Once you know where your preferences lie on each of these dimensions, you can both recognize the strengths they give you, and begin to stretch beyond those preferences and develop a more balanced approach to learning. This will improve your own learning effectiveness by opening yourself up to different ways of perceiving the world and understanding other ways of learning.  Balance is the key: when we get too far on either side of the learning dimensions, we limit our ability to take in new information and make sense of it quickly, accurately, and effectively.


  • Strong Sensorial Learners: tend to prefer what is familiar and concentrate on known facts instead of being innovative and adapting to new situations. They should seek out more opportunities to learn theoretical information and then bring in facts to support or modify these theories.
  • Strong Intuitive Learners: tend to rely too much on intuition and hunches,  missing important details and leading to poor decision-making and problem solving. They should learn to seek data that will help them defend or modify their preferred theory or procedure, and should slow down and look at detail they would otherwise typically skim.
  • Strong Visual Learners: tend to concentrate too much on pictorial or graphical information,  putting them at a disadvantage because verbal and written information is still necessary to create dialogue and co-create meaning. They should practice note-taking and seek out opportunities to explain information to others using words.
  • Strong Verbal Learners: tend to talk too much and not synthesize the information as well as they could with diagrams and charts. They should use  audio-visual presentations, take notes with mind-maps and create diagrams when they can.
  • Strong Action Learners: tend to act before they think things through and are apt to make hasty or ill-informed judgments. They need to concentrate on summarizing situations and take time to sit alone to digest information before jumping in and discussing it with others.
  • Strong Reflective Learners: tend to fall into paralysis by analysis and doing nothing. There comes a time when a decision has to be made and acted upon. They should get involved in more group decision-making processes and apply the information they have in as practical a manner as possible.
  • Strong Sequential Learners: tend to concentrate on small components and dive right into solutions which can often be unproductive in the big picture. They should slow down and understand why they are doing what they are doing and how it is connected to the overall purpose or objective. They need reality checks against the organizational vision.
  • Strong Global Learners: tend to stay so focused upon the big picture that they are at risk of wanting to run before they can walk. They should see what is needed and  take the time to learn how best to accomplish it, as well as ask for explanations and complete all the steps of problem-solving before coming to a conclusion or making a decision.
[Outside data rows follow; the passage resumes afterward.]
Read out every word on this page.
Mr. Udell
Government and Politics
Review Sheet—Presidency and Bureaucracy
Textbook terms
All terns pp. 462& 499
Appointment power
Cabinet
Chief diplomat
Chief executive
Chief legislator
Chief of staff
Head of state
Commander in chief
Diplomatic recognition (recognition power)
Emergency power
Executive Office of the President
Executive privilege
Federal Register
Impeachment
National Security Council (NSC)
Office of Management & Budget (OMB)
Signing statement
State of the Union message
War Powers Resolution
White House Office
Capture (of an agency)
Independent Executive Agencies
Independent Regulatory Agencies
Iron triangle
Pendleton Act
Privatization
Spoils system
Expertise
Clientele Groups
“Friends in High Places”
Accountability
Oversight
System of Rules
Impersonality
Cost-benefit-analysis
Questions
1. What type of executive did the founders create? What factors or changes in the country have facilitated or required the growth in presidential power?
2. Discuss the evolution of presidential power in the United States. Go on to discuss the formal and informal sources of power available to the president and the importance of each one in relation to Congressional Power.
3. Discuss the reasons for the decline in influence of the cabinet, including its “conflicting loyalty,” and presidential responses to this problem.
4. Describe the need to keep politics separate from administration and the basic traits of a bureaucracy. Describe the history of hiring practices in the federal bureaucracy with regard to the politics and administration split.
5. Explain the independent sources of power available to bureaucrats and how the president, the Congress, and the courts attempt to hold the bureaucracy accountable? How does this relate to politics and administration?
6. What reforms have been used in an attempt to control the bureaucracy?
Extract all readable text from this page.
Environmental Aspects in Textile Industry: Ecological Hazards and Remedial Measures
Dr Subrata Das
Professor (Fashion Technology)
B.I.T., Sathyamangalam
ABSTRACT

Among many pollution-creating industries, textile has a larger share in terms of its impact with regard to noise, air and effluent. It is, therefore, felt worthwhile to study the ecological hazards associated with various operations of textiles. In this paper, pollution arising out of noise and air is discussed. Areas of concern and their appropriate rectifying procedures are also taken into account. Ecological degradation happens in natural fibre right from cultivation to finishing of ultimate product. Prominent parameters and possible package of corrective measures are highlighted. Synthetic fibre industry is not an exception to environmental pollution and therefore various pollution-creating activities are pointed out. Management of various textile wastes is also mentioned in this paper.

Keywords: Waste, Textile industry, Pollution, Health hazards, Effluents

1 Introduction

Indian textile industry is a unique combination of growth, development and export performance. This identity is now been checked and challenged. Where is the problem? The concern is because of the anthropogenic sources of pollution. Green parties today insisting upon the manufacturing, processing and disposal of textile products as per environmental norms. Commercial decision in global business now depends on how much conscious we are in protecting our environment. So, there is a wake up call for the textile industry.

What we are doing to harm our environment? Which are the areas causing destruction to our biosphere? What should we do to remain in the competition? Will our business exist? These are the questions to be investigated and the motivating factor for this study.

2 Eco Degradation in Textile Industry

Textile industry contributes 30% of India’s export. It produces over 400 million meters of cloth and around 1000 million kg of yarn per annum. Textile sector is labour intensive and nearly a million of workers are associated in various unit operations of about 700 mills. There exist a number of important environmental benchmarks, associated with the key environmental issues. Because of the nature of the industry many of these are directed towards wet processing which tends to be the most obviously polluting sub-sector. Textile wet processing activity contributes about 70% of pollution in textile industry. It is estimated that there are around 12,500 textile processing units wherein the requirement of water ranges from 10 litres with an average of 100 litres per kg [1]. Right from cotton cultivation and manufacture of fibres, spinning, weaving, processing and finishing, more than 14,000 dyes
When you are training or communicating with others, you want to learn and you have information and ideas that you want them to learn.  Unfortunately, your preferred teaching and communication styles are probably reflections of your own learning preferences.  You can provide a balanced learning experience for yourself and others by:

  • Providing both hard facts and general concepts (Sensorial and Intuitive).
  • Incorporate both visual and verbal cues (Visual and Verbal).
  • Allow both experiential learning and time for evaluation and analysis (Action and Reflective).
  • Provide detail in a structured way, within a clear global vision (Sequential and Global).